Selain itu, di beberapa daerah kerbau juga dijadikan sebagai hewan penarik pedati atau bajak. Di Jawa Barat misalnya, kerbau atau yang biasa disebut munding umum digunakan sebagai bajak. Oleh para petani, munding dimanfaatkan untuk ngawalajar yaitu suatu proses membalikkan lapisan tanah agar tidak asam dan dapat terkena sinar matahari. Ngawalajar merupakan salah satu dari rangkaian dalam proses pengolahan lahan persawahan. Tahap ini mulai dilaksanakan setelah nyacar atau pembersihan jerami bekas panen pada tanah sawah yang telah tergenang air.

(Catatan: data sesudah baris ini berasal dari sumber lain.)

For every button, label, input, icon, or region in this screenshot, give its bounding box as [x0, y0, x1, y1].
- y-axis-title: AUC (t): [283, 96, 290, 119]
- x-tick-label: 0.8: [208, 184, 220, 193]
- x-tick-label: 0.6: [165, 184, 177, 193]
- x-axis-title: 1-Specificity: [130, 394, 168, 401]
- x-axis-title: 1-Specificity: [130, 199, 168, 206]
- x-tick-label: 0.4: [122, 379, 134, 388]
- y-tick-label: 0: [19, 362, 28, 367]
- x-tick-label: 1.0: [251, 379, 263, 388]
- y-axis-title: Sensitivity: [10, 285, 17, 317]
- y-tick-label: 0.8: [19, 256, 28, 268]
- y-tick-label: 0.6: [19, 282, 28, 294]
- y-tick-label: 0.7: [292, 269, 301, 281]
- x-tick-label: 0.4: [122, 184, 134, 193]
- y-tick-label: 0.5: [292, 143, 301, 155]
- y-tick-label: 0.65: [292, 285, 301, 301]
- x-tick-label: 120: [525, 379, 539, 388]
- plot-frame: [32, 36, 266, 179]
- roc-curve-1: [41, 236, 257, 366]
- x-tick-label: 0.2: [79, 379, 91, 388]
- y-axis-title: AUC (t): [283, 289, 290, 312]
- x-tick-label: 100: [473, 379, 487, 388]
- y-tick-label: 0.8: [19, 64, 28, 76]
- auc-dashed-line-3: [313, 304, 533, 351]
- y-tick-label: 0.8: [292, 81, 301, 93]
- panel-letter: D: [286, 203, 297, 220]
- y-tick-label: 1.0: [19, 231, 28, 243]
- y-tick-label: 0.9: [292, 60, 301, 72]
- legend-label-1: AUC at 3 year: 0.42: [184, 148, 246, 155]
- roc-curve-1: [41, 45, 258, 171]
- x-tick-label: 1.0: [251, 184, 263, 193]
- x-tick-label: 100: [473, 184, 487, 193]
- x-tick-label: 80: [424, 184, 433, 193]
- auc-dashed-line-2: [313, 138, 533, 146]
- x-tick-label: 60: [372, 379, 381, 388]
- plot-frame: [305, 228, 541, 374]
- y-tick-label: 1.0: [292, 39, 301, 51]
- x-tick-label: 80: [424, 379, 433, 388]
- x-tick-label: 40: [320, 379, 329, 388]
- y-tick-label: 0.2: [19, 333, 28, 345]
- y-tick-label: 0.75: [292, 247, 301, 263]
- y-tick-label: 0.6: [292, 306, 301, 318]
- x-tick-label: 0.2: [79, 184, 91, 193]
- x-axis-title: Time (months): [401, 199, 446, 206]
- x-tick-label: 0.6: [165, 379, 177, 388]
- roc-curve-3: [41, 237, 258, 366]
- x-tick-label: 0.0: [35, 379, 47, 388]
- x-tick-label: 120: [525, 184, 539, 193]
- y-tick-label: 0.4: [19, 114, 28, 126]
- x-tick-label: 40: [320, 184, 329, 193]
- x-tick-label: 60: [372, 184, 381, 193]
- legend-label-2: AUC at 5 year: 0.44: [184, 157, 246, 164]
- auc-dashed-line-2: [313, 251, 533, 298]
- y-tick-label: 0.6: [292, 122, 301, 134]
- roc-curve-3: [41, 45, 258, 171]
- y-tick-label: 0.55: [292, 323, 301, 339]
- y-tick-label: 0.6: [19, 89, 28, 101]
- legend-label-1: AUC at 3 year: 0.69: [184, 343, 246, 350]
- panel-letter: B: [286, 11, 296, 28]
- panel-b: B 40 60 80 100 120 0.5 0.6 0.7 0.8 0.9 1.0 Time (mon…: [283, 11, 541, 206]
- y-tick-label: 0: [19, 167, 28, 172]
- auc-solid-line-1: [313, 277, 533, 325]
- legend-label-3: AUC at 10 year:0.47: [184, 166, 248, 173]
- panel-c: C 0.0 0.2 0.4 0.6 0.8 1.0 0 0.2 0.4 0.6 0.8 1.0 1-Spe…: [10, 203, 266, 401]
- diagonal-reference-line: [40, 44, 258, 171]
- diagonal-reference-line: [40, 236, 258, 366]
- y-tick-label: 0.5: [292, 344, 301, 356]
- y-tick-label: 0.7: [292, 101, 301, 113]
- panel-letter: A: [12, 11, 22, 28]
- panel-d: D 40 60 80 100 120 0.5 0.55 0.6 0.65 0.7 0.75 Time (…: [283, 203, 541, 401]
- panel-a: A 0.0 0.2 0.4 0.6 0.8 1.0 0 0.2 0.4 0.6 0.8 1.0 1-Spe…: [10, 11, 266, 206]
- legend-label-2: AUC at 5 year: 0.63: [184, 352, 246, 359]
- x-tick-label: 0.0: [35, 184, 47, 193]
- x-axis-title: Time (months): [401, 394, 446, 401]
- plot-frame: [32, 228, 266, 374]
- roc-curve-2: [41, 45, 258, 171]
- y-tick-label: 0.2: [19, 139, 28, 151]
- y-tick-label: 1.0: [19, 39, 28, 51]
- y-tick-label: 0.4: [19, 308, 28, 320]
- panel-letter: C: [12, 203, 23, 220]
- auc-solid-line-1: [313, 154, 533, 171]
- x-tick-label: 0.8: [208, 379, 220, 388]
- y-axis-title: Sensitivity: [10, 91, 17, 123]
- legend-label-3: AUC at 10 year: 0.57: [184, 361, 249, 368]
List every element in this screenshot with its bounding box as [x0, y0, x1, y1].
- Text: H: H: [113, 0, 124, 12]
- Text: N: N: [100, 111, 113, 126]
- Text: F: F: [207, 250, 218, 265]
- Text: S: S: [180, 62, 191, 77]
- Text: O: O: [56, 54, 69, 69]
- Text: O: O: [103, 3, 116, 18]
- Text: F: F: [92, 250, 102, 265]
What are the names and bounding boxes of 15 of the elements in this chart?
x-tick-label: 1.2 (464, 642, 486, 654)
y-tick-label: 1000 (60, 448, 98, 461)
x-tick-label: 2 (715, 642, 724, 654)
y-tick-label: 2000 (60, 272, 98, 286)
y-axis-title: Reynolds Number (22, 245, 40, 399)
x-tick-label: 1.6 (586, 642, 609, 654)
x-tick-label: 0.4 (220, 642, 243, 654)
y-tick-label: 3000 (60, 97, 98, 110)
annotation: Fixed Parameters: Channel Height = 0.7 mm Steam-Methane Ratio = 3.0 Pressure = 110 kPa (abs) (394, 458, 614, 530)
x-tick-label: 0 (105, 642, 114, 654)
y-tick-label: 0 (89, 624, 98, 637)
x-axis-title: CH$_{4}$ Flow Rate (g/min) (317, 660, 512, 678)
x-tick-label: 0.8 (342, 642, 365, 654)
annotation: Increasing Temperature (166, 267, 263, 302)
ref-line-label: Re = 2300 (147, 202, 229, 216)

Proses ngawalajar dimulai dengan memberi makan munding sekitar pukul 03.00 agar tidak loyo ketika sedang menarik singkal. Sekitar dua jam kemudian, munding dituntun keluar dari kandang menuju petak sawah yang akan digarap. Sesampainya di sawah, leher munding dipasang alat untuk menarik singkal berupa pasangan, streng, dan pangkal. Selanjutnya, dibawa ngider atau berputar-putar mengelilingi petak sawah sebagai “pemanasan” sebelum mulai menyingkal tanah. Dan, apabila telah siap, maka tukang bajak akan mengendalikannya dari belakang dengan cara berjalan sambil menekankan sebelah kakinya di atas singkal atau duduk di atas kayu dudukan lanjam. Si tukang bajak juga akan memberi aba-aba tertentu sebagai perintah kepada sang hewan agar berjalan lurus, berjalan agak ke samping, menundukkan kepala, berbelok kiri atau kanan, dan ngider (berputar mengelilingi petak sawah yang sedang dibajak). Dengan cara demikian maka alat pembalik yang dinamakan singkal (pekerjaannya dinamakan nyingkal) dapat masuk lebih dalam ke tanah dan membaliknya menjadi bongkahan-bongkahan besar.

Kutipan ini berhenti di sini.